So here’s the situation: you’re at the breakfast table, enjoying a bowl of steaming-hot steel-cut oats and maple syrup, and you just poured yourself a mug of black coffee. But then you realize you want to pour some milk in the coffee (sorry, purists). But the milk is in the frig, six feet away. So of course you walk to the frig, grab the milk, bring it to the table, pour some in your coffee, return the milk to the frig and sit back down. Question: could you have done this more efficiently?

Yes, of course. You could have brought your cup of coffee with you as you walked to the frig, poured the milk right there at the frig, returned the milk, and then walked back to the table.

When I realized this this morning, I thought … hmmm. Had I used a bit of forethought, I would save myself an entire round trip from the table to the frig. And while I have no problem making that extra trip (hey, just burned 1.3 calories, right?), the experience made me wonder if anyone has ever developed a mathematics of efficiency for running errands.

I could imagine someone taking initial steps for this. One would create symbols for the various aspects of errands. There would be a general symbol for an errand, and there would be a special ways of denoting: 1) an errand station (like the frig), 2) an errand that requires transporting an item (like carrying the mug), 3) an errand that requires doing an activity (pouring milk) with two items (mug and milk) at an errand station, 4) an errand that involves picking something up (picking up the mug), and so on. Then one could schematize the process and use it to code various kinds of errands. Eventually, perhaps, one could use such a system to analyze the most efficient way to, say, carry out 15 errands of which 3 involve transporting items, 7 involve picking things up, and 5 involve doing tasks at errand stations. Don’t get me wrong! I have not even begun to try this, but I’ve studied enough math that I can imagine it being done, and that’s one thing I love about math; it allows us to create general systems for analyzing real-world situations and thereby to do those activities more intelligently.

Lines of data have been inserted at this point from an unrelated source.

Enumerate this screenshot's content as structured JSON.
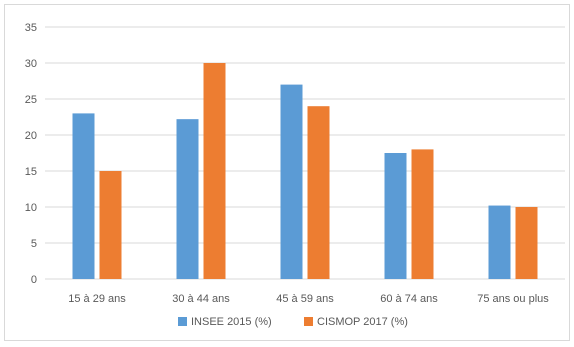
{
  "chart_data": {
    "type": "bar",
    "categories": [
      "15 à 29 ans",
      "30 à 44 ans",
      "45 à 59 ans",
      "60 à 74 ans",
      "75 ans ou plus"
    ],
    "series": [
      {
        "name": "INSEE 2015 (%)",
        "color": "#5b9bd5",
        "values": [
          23,
          22.2,
          27,
          17.5,
          10.2
        ]
      },
      {
        "name": "CISMOP 2017 (%)",
        "color": "#ed7d31",
        "values": [
          15,
          30,
          24,
          18,
          10
        ]
      }
    ],
    "title": "",
    "xlabel": "",
    "ylabel": "",
    "ylim": [
      0,
      35
    ],
    "yticks": [
      0,
      5,
      10,
      15,
      20,
      25,
      30,
      35
    ],
    "grid": true,
    "gridline_color": "#d9d9d9",
    "legend_position": "bottom"
  }
}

Of course, one reason I’m bringing this up is to encourage people to think more deeply about things that occur in their everyday lives. Activities that appear mundane can become mathematically intriguing when investigated. A wonderful example is the famous problem of the “Bridges of Konigsberg,” explored by the prolific mathematician Leonhard Euler nearly 300 years ago.

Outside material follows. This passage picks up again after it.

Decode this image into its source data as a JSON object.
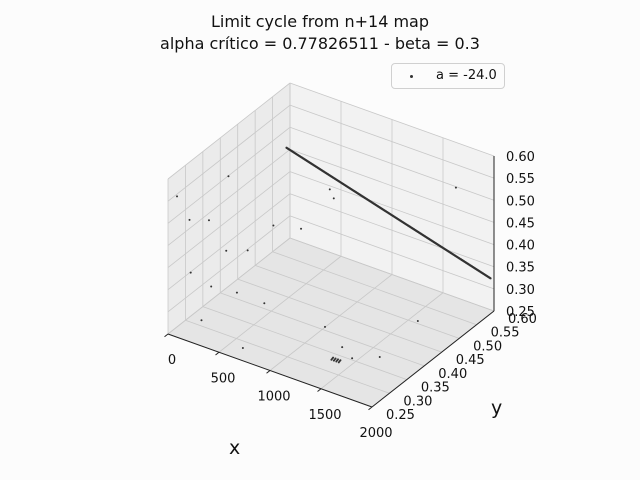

Euler in 1736 was living in the town of Konigsberg, now part of Russia. The Pregel River, which flows through Konigsberg, weaves around two islands that are part of the town, and a set of seven lovely bridges connect the islands to each other and to the town’s two river banks. For centuries Konigsberg’s residents wondered if there was a way to take a walk, starting at Point A, crossing each bridge exactly once, and return to Point A. But no one had found a way to do this.

Enter Euler. The great mathematician sat down and simplified the problem, turning the bridges into abstract line segments and transforming the bridge entrance and exits into points. Eventually Euler rigorously proved that there is no way to take the walk that people had wondered about. This would be just an interesting little tale, but it has a remarkable offshoot. After Euler published his proof, mathematicians took his way of simplifying the situation and, by exploring it, developed two new branches of math: topology and graph theory. The graph theory ideas that Euler first explored when thinking about the seven bridges sparked a branch of math that’s used today to determine the most efficient ways of connecting servers that form the backbone of the internet!

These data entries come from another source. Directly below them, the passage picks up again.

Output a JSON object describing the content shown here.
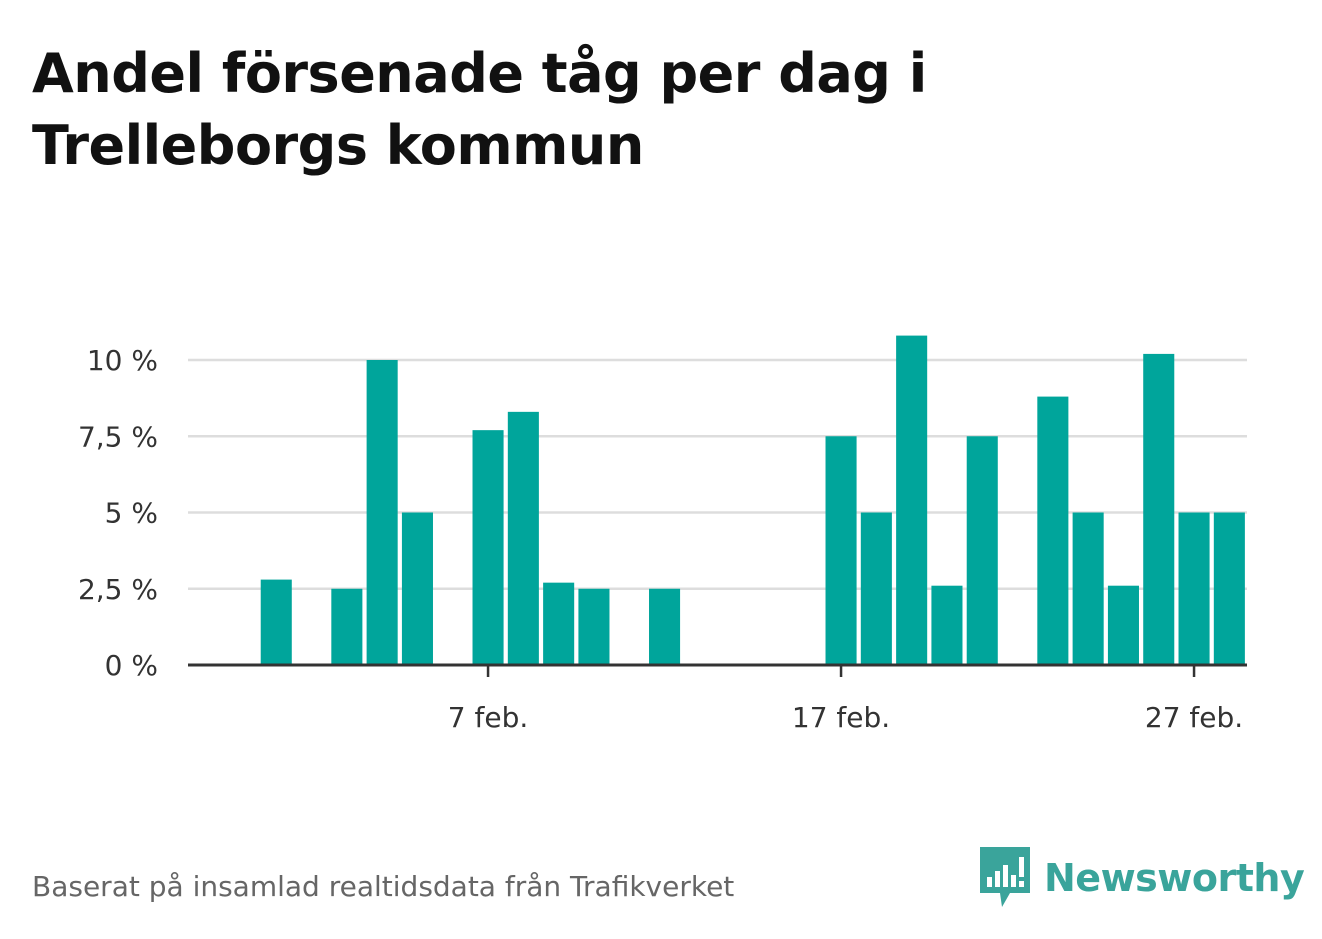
{
  "title": "Andel försenade tåg per dag i Trelleborgs kommun",
  "source_note": "Baserat på insamlad realtidsdata från Trafikverket",
  "logo": {
    "text": "Newsworthy",
    "icon": "newsworthy-bar-chart-icon"
  },
  "colors": {
    "bar": "#00a59b",
    "grid": "#dddddd",
    "axis": "#333333",
    "brand": "#3aa49b"
  },
  "chart_data": {
    "type": "bar",
    "x_axis": "date",
    "x_range": [
      "2025-01-30",
      "2025-03-01"
    ],
    "x_ticks": [
      {
        "date": "2025-02-07",
        "label": "7 feb."
      },
      {
        "date": "2025-02-17",
        "label": "17 feb."
      },
      {
        "date": "2025-02-27",
        "label": "27 feb."
      }
    ],
    "ylim": [
      0,
      11
    ],
    "y_ticks": [
      {
        "value": 0,
        "label": "0 %"
      },
      {
        "value": 2.5,
        "label": "2,5 %"
      },
      {
        "value": 5,
        "label": "5 %"
      },
      {
        "value": 7.5,
        "label": "7,5 %"
      },
      {
        "value": 10,
        "label": "10 %"
      }
    ],
    "grid": true,
    "data": [
      {
        "date": "2025-02-01",
        "value": 2.8
      },
      {
        "date": "2025-02-03",
        "value": 2.5
      },
      {
        "date": "2025-02-04",
        "value": 10.0
      },
      {
        "date": "2025-02-05",
        "value": 5.0
      },
      {
        "date": "2025-02-07",
        "value": 7.7
      },
      {
        "date": "2025-02-08",
        "value": 8.3
      },
      {
        "date": "2025-02-09",
        "value": 2.7
      },
      {
        "date": "2025-02-10",
        "value": 2.5
      },
      {
        "date": "2025-02-12",
        "value": 2.5
      },
      {
        "date": "2025-02-17",
        "value": 7.5
      },
      {
        "date": "2025-02-18",
        "value": 5.0
      },
      {
        "date": "2025-02-19",
        "value": 10.8
      },
      {
        "date": "2025-02-20",
        "value": 2.6
      },
      {
        "date": "2025-02-21",
        "value": 7.5
      },
      {
        "date": "2025-02-23",
        "value": 8.8
      },
      {
        "date": "2025-02-24",
        "value": 5.0
      },
      {
        "date": "2025-02-25",
        "value": 2.6
      },
      {
        "date": "2025-02-26",
        "value": 10.2
      },
      {
        "date": "2025-02-27",
        "value": 5.0
      },
      {
        "date": "2025-02-28",
        "value": 5.0
      }
    ]
  }
}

Of course, there’s also the classic example of Archimedes shouting “Eureka!” and running through the streets naked after seeing water rise in his bathtub. In that moment, Archimedes, who had been trying to help his king figure out if the crown that was just made for him had been created with pure gold, or with an alloy, saw that the water displacement would help him solve the problem. In the end, Archimedes determined that the crown was not pure gold, and the king rewarded the great thinker for his efforts.

As I write this, I find myself wondering if any of you readers can think of other situations in which everyday life experiences led mathematicians or scientists to major discoveries. It would be enlightening to hear more of these stories.

And, if no such stories spring to mind, check out this site, which lists several such stories. http://www.sciencechannel.com/famous-scientists-discoveries/10-eureka-moments.htm

In any case, the way that such discoveries occur shows that you never know where a seemingly trivial idea might lead … so it’s good to keep your eyes and mind open.